DST may involve WGS, broth microdilution, or testing for bedaquiline, linezolid, and pretomanid. In addition, DST to a fourth agent, such as clofazimine, could be performed.
The empirical MDR-TB regimen includes bedaquiline 400 mg daily for two weeks, 200 mg thrice weekly, pretomanid 200 mg daily, linezolid 600 mg daily, and moxifloxacin 400 mg daily.
Safety monitoring includes EKG, CBC, and hepatic enzyme testing, performed at baseline and during therapy. Monthly peripheral neuropathy assessments must be performed.
The standard treatment duration for all-oral therapy for MDR-TB of six months can be prolonged to nine months if bedaquiline or linezolid MIC≥ 1.0 µg/ml, sputum smear ≥three, and/or culture growth following >eight weeks of therapy.
Evolution of MDR-TB treatment
MDR-TB has required longer treatment regimens, associated with higher unfavorable outcomes and side effects rates than drug-susceptible tuberculosis (DS-TB).
Rifampin and isoniazid are the mainstays of therapy, and including pyrazinamide in the initial two months enables reducing the duration of treatment to six months.
Rifampin and isoniazid monoresistance can be effectively treated with first-line therapeutic agents; however, drug resistance requires longer durations of second-line drugs, which is linked to poorer outcomes and greater drug toxicity. Resistance to first-line agents was often accompanied by resistance to rifampin and isoniazid.
Thus, injectable agents and fluoroquinolones, including amikacin, kanamycin, and capreomycin, were essential components of the MDR-TB treatment regimen. DS-TB treatment regimens included isoniazid, para-aminosalicylic acid (PAS), and streptomycin over 18 months.
Initially, MDR-TB therapy comprised six to seven drugs and required longer hospitalization duration and surgical resection. In 2011, the World Health Organization (WHO) recommended late-generation fluoroquinolones, injectable aminoglycosides, PAS, prothionamide or ethionamide, and cycloserine for an eight-month intensive therapy and a 20-month total therapy.
In 2016, the WHO endorsed shorter regimens, with an 88% no-recurrence treatment rate for MDR-TB treated with pyrazinamide, clofazimine, ethambutol, and gatifloxacin over nine months to one year, with intensive therapy for three to four months.
The regimens included high-dosage isoniazid, kanamycin, and prothionamide. Resistance to pyrazinamide and fluoroquinolones increased the risk of unfavorable outcomes of the short-course MDR-TB therapy.
By 2019, injectable agents were out of favor due to their toxicity, and 75% to 89% success rates were documented for all-oral bedaquiline therapy. The 2019 guidelines recommended all-oral treatment with a short injectable for 18 to 20 months.

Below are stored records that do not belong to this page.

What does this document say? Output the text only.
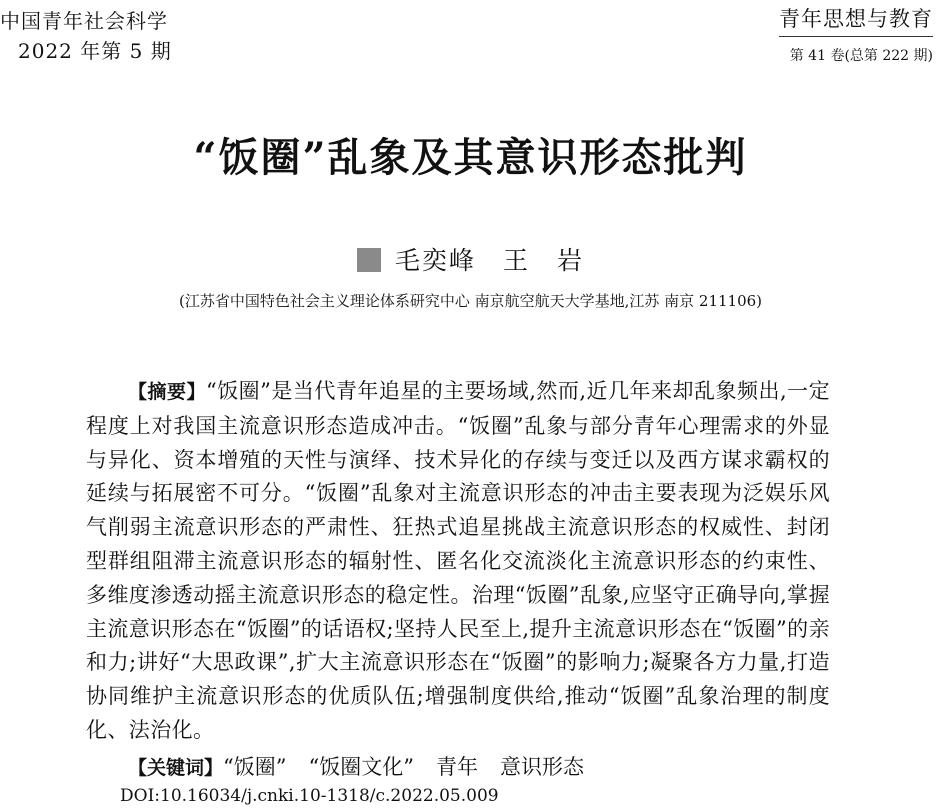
中国青年社会科学
2022 年第 5 期
青年思想与教育
第 41 卷(总第 222 期)
“饭圈”乱象及其意识形态批判
毛奕峰　王　岩
(江苏省中国特色社会主义理论体系研究中心 南京航空航天大学基地,江苏 南京 211106)
【摘要】“饭圈”是当代青年追星的主要场域,然而,近几年来却乱象频出,一定程度上对我国主流意识形态造成冲击。“饭圈”乱象与部分青年心理需求的外显与异化、资本增殖的天性与演绎、技术异化的存续与变迁以及西方谋求霸权的延续与拓展密不可分。“饭圈”乱象对主流意识形态的冲击主要表现为泛娱乐风气削弱主流意识形态的严肃性、狂热式追星挑战主流意识形态的权威性、封闭型群组阻滞主流意识形态的辐射性、匿名化交流淡化主流意识形态的约束性、多维度渗透动摇主流意识形态的稳定性。治理“饭圈”乱象,应坚守正确导向,掌握主流意识形态在“饭圈”的话语权;坚持人民至上,提升主流意识形态在“饭圈”的亲和力;讲好“大思政课”,扩大主流意识形态在“饭圈”的影响力;凝聚各方力量,打造协同维护主流意识形态的优质队伍;增强制度供给,推动“饭圈”乱象治理的制度化、法治化。
【关键词】“饭圈” “饭圈文化” 青年 意识形态
DOI:10.16034/j.cnki.10-1318/c.2022.05.009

With the short-course all-oral therapy, most culture conversions occurred in the initial two months of therapy. Longer linezolid exposures were associated with better treatment outcomes.
The WHO endorsed the conditional use of the six-month BPaLM and BPal regimens for MDR and pre-extremely drug-resistant (XDR-TB) with moxifloxacin or levofloxacin resistance, for individuals with pulmonary and extrapulmonary TB, excluding disseminated, bone, and meningeal disseminated TB.
Conclusion
Based on the review findings, the novel, short-duration, all-oral treatment regimens for MDR-TB can optimize treatment outcomes, maximizing effectiveness and minimizing toxicity.
The implementation framework includes DST, choice of empirical drugs, safety assessments, and the choice of duration of treatment. DST must be particularly performed for bedaquiline, the backbone of short-duration all-oral MD-TB regimens, and BPaLM should be preferred over BPaL regimens.